You can view Maisy’s animations on her website.
You are clearly drawn towards animation. What sparked your interest in exploring moving image?
Throughout my time at University, I found myself being drawn to turning my illustrations into moving images. But my animation journey started when I was at primary school where I would create stop-motion animations in my garden with LEGO.
I’ve always loved the creative process of stop-motion animation by creating a scene and adjusting the slightest of details to gradually tell a story full of life! This approach has evolved and adapted into a digital way of working, where I now use Procreate and Adobe After Effects to create my stop-motion style, 2D animations.
Despite how well animation is supported by modern technologies, I still absolutely love the process of drawing frame by frame. There is something so organic and creative about the hand-drawn process, which is how I create the majority of my animations.
“It was such a pleasure seeing myself and my friends become more confident promoting our work and ourselves as artists and I can’t wait to see what the future holds for the fantastic Illustration Class of 2023!”

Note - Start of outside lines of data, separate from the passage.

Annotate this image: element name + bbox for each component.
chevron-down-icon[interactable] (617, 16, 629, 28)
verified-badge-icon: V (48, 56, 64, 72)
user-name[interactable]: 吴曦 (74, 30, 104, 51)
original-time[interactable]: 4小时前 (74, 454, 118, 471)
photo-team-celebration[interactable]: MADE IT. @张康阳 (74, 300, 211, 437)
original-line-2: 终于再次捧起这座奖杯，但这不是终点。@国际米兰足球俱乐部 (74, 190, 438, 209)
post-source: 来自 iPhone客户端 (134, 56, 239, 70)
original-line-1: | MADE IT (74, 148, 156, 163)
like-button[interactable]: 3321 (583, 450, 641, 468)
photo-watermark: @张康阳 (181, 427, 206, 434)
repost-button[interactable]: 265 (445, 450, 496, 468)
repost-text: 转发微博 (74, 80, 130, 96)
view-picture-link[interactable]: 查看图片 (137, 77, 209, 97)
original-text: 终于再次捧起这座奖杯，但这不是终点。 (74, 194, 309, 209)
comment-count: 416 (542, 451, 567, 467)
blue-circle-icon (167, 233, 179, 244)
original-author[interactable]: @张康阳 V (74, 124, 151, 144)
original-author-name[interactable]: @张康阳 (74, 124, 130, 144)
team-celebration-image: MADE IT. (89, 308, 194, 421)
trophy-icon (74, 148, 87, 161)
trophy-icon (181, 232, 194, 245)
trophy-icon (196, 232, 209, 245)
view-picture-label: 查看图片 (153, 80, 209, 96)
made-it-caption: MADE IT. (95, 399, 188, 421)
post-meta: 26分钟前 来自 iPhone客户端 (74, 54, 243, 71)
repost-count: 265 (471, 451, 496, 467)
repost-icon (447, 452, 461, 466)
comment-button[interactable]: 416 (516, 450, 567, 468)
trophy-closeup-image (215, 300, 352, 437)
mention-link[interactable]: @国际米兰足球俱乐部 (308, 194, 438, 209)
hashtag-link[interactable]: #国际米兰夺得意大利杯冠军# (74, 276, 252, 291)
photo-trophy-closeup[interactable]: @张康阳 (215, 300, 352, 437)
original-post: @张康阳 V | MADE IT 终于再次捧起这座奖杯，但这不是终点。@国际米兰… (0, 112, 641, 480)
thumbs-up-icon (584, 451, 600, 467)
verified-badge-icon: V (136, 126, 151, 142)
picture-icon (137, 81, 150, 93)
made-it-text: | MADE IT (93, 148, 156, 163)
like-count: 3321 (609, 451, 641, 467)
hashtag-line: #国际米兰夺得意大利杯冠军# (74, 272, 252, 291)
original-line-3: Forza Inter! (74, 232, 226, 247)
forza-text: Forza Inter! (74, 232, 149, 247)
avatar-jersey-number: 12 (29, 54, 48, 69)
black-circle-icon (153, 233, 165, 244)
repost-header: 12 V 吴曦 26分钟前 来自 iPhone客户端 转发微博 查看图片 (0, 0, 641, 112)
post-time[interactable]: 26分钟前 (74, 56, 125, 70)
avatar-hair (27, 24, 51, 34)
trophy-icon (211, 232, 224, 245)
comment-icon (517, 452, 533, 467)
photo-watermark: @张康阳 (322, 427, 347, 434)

I use Procreate and work by slightly adjusting each frame, meaning I can have fun playing around with the smaller details such as whiskers bouncing up and down, or a tail swaying from side to side. Being able to focus on these smaller elements is what I think helps make my animations charming and whimsical.
One of my favourite places to find inspiration for my animations is through ‘The Art of…’ books. I find these to be full of creativity and beautiful visuals for characters, scenes and environments. These books are a great way to get a better insight into the behind the scenes of some of my favourite films including Disney’s Coco and UP. It is a great way to learn more about other illustrators/animators’ creative processes and development for an animation.
What’s your favourite piece of work that you have produced?
My favourite animation I have worked on was for my final third year project. I initially set myself a goal of developing a 30-45 second long animation that followed a documentary style, depicting the importance of certain Scottish species where I live.
This developed naturally over the course of five months into a short film that was two minutes and ten seconds long, which focused on my personal connection with the landscape. It depicts what I have learnt about myself, the incredible species in Scotland and their importance for the process of ‘rewilding’, a type of conservation.
You were selected to exhibit at New Designers. What work did you show and how did you find the event in general?
My short film, titled ‘Our Journey’, was selected to be part of the Illustration display at New Designers in London. It was such an honour to be picked to exhibit, but also to help curate the stall.
The first few days setting up the event was so exciting as we were eager to start bringing all the work together. I am really proud of the colourful and vibrant stall we curated and how we were able to show each student as an individual as well as our class as a whole.
Opening day was a fantastic start and exploring the other stands was such an eye-opening experience. I had the chance to talk to some exceptionally talented students from other Universities and learnt about other techniques I had never heard of before.
Overall, the event was an incredible way to end my degree as I received lots of support from my friends, other graduates and industry professionals who came to visit.